Pria berusia 30 tahun itu mengatakan dirinya berharap dapat tinggal di China setelah lulus, karena pertukaran dan kerja sama antara China dan negara-negara Arab semakin diperkuat.
“Kalau ada kesempatan, saya ingin bekerja di museum atau di jurusan arkeologi,” ujarnya.
Sementara itu di tepi Sungai Nil di kampung halaman Saleh di Kairo, ibu kota Mesir, konstruksi China menempa ikatan baru antara bangsa China dan Arab.
Iconic Tower, sebuah proyek utama yang dibangun bersama oleh China dan Mesir di bawah Inisiatif Sabuk dan Jalur Sutra, sedang dibangun di lokasi Kawasan Bisnis Terpadu (Central Business District/CBD) di ibu kota administratif baru Mesir yang terletak sekitar 50 kilometer di sebelah timur Kairo.
Sekelompok anak muda dari China bekerja tanpa lelah di menara setinggi 385,8 meter tersebut, yang diperkirakan akan menjadi gedung pencakar langit tertinggi di Afrika saat rampung dibangun nanti.
Yan Yueping, seorang engineer keselamatan di CSCEC Egypt, anak perusahaan dari China State Construction Engineering Corporation (CSCEC), berjalan di sekitar lokasi konstruksi itu setiap harinya guna memastikan pencapaian progres.
Proyek tersebut telah menciptakan lebih dari 30.000 pekerjaan di Mesir.
“Kami mempelajari bahasa lokal dari rekan-rekan Mesir kami, dan mereka juga belajar bahasa Mandarin dari kami,” tutur Yan, seraya menambahkan bahwa kerja sama China-Mesir telah mendorong pertukaran antara kedua bangsa dan membantu mereka saling memahami dengan lebih baik.

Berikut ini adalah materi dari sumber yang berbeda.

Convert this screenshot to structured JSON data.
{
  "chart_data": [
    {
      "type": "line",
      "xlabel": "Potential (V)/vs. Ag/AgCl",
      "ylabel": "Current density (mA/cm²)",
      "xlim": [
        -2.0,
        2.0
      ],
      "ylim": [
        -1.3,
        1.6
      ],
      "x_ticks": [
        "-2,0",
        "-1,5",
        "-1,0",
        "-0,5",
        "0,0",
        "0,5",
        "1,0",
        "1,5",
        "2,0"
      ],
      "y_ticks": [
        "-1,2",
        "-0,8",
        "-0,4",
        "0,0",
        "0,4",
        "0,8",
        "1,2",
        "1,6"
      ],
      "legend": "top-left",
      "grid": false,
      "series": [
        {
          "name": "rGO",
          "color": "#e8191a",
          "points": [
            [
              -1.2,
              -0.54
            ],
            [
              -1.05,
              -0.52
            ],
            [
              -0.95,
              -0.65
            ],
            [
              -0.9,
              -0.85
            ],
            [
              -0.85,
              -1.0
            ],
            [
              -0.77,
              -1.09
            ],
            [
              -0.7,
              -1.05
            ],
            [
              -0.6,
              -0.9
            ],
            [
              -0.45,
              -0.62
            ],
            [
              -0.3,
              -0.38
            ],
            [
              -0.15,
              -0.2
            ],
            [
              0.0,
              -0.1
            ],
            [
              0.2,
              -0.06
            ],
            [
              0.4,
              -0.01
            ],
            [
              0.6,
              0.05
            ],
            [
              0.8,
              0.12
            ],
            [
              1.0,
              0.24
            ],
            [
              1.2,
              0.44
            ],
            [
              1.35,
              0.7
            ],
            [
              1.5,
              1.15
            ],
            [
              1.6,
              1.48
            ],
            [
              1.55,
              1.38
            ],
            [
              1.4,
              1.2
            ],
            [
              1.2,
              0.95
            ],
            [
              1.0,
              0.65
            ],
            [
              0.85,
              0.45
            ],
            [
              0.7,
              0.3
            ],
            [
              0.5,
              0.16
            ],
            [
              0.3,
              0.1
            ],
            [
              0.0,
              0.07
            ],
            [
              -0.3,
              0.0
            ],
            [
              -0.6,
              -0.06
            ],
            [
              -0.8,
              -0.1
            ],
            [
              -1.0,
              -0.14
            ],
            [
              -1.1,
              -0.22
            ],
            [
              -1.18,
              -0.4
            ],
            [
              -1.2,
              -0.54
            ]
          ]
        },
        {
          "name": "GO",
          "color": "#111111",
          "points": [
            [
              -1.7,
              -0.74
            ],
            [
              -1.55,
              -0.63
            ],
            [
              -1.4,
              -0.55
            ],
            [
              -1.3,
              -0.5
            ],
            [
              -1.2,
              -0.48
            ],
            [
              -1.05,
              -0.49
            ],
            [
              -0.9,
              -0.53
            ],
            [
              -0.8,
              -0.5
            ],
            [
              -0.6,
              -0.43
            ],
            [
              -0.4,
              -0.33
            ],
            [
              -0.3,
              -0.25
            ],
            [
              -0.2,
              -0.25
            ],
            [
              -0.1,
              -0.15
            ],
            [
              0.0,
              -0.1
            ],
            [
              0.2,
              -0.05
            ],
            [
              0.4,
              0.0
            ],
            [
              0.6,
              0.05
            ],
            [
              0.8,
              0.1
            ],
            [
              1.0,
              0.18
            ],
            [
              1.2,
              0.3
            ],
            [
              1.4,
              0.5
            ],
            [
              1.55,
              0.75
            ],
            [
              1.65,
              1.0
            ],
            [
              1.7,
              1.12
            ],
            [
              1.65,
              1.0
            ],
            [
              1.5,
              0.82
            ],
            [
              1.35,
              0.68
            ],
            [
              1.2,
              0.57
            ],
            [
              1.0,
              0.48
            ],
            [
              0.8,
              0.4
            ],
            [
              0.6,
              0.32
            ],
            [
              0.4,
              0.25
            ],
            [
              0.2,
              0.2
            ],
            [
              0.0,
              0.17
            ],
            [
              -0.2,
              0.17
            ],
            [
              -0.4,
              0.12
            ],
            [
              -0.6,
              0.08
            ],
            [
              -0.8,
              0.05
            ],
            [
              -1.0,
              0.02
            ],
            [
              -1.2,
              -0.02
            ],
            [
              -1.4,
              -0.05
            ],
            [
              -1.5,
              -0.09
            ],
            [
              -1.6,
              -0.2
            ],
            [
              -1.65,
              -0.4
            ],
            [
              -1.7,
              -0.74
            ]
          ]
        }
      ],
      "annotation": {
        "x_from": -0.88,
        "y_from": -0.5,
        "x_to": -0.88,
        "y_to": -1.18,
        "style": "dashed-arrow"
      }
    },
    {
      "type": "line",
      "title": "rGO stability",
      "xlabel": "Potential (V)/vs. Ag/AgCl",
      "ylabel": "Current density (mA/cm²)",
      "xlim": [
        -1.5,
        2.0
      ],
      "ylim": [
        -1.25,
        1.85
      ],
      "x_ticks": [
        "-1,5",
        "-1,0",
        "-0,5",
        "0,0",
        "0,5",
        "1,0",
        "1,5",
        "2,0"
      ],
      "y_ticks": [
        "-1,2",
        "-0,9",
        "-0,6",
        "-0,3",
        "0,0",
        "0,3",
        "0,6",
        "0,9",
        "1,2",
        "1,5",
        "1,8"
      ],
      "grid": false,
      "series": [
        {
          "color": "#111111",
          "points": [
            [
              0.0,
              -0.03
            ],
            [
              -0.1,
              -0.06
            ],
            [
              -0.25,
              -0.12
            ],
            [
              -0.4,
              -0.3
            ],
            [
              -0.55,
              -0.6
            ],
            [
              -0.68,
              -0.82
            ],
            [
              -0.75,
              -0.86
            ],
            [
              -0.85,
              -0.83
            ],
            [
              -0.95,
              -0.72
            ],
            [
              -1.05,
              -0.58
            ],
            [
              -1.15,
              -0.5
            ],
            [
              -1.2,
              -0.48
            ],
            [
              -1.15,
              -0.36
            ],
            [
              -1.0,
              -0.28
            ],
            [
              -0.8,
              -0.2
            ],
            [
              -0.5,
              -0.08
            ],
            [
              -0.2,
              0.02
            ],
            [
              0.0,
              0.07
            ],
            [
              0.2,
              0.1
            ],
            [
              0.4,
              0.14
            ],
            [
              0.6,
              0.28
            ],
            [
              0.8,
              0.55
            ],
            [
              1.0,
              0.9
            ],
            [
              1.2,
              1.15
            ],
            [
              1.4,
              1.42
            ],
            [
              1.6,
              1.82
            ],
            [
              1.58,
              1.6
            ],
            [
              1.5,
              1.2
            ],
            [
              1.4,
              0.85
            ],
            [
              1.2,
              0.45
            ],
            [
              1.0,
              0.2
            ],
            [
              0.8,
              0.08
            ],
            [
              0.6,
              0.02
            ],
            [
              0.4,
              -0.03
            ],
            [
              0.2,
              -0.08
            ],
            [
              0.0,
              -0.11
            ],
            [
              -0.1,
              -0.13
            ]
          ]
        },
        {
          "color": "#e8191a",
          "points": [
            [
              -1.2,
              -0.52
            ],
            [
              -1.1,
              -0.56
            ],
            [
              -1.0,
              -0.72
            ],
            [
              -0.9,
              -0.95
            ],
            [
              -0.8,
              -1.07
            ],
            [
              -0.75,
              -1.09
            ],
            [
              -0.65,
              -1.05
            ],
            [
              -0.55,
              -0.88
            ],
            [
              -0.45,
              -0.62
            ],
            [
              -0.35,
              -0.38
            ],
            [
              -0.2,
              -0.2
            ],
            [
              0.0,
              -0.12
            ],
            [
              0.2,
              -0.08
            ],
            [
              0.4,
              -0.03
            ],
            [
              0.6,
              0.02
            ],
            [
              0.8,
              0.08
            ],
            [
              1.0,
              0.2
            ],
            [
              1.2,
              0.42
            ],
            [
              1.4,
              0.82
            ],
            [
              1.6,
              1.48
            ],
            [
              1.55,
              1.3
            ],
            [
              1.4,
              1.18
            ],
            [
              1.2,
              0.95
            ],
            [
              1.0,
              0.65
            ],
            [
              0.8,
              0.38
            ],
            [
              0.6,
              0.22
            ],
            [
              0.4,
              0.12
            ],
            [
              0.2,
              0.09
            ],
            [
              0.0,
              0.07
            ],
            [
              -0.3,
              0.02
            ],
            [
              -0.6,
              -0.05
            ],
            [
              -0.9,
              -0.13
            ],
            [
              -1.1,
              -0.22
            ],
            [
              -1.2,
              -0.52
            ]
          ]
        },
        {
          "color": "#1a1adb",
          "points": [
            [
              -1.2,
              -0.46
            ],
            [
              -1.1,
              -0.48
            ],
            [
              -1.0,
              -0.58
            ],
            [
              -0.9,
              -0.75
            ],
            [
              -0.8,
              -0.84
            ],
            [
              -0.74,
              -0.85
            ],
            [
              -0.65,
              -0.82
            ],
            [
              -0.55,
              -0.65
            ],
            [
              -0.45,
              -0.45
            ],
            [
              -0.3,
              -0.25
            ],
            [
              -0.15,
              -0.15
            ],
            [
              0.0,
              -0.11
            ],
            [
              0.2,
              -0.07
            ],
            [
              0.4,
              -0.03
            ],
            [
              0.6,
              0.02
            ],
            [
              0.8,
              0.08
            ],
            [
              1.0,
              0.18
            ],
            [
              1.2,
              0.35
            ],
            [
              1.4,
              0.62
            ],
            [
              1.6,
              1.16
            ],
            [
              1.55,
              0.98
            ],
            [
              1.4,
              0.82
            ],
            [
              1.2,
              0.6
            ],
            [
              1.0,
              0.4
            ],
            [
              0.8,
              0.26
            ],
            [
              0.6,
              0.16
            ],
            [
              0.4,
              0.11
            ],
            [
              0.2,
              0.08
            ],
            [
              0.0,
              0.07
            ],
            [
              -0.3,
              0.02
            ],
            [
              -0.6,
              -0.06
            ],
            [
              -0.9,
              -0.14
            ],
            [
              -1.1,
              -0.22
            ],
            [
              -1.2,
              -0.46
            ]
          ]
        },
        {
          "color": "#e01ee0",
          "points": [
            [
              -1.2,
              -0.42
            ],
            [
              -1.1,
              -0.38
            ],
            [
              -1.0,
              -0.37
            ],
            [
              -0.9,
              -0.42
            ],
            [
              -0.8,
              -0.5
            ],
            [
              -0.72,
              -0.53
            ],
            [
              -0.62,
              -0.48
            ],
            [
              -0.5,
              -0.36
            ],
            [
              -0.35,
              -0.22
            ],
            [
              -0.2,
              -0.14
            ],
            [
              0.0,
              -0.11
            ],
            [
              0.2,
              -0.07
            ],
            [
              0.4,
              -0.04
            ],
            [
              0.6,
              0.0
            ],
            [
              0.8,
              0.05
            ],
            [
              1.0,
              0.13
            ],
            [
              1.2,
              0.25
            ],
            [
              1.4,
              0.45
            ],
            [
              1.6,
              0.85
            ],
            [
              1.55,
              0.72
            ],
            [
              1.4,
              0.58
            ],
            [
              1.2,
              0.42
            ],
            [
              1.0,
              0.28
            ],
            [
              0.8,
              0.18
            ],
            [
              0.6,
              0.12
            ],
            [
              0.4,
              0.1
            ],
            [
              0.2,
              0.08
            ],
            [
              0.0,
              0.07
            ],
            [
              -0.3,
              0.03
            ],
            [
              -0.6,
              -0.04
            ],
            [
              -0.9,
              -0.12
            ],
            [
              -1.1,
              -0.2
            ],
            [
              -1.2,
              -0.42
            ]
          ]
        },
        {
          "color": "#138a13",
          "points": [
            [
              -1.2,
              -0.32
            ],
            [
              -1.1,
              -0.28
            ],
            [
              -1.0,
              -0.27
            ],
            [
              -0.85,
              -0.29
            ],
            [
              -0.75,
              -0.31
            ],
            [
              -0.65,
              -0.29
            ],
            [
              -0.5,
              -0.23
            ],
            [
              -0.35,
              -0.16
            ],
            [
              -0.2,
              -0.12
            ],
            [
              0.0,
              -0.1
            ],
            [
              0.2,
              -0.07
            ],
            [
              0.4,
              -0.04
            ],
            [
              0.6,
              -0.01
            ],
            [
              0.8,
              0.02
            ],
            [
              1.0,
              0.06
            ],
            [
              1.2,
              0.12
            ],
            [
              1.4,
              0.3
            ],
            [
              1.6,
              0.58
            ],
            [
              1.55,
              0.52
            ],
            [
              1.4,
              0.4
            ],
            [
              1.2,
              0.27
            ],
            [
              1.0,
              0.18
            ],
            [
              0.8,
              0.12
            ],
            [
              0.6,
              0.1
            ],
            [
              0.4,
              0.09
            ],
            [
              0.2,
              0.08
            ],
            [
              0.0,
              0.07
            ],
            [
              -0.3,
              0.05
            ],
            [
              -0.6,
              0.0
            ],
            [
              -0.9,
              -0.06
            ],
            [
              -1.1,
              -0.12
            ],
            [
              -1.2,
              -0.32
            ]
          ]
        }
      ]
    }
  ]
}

Pada Oktober 2022, empat negara Arab, yaitu Uni Emirat Arab, Arab Saudi, Mesir, dan Tunisia, telah mengumumkan bahwa bahasa Mandarin telah dimasukkan ke dalam sistem pendidikan nasional mereka. Sebanyak 15 negara Arab telah mendirikan jurusan bahasa Mandarin di universitas-universitas mereka, dan 13 negara telah mendirikan total 20 institut Konfusius serta dua kelas Konfusius independen.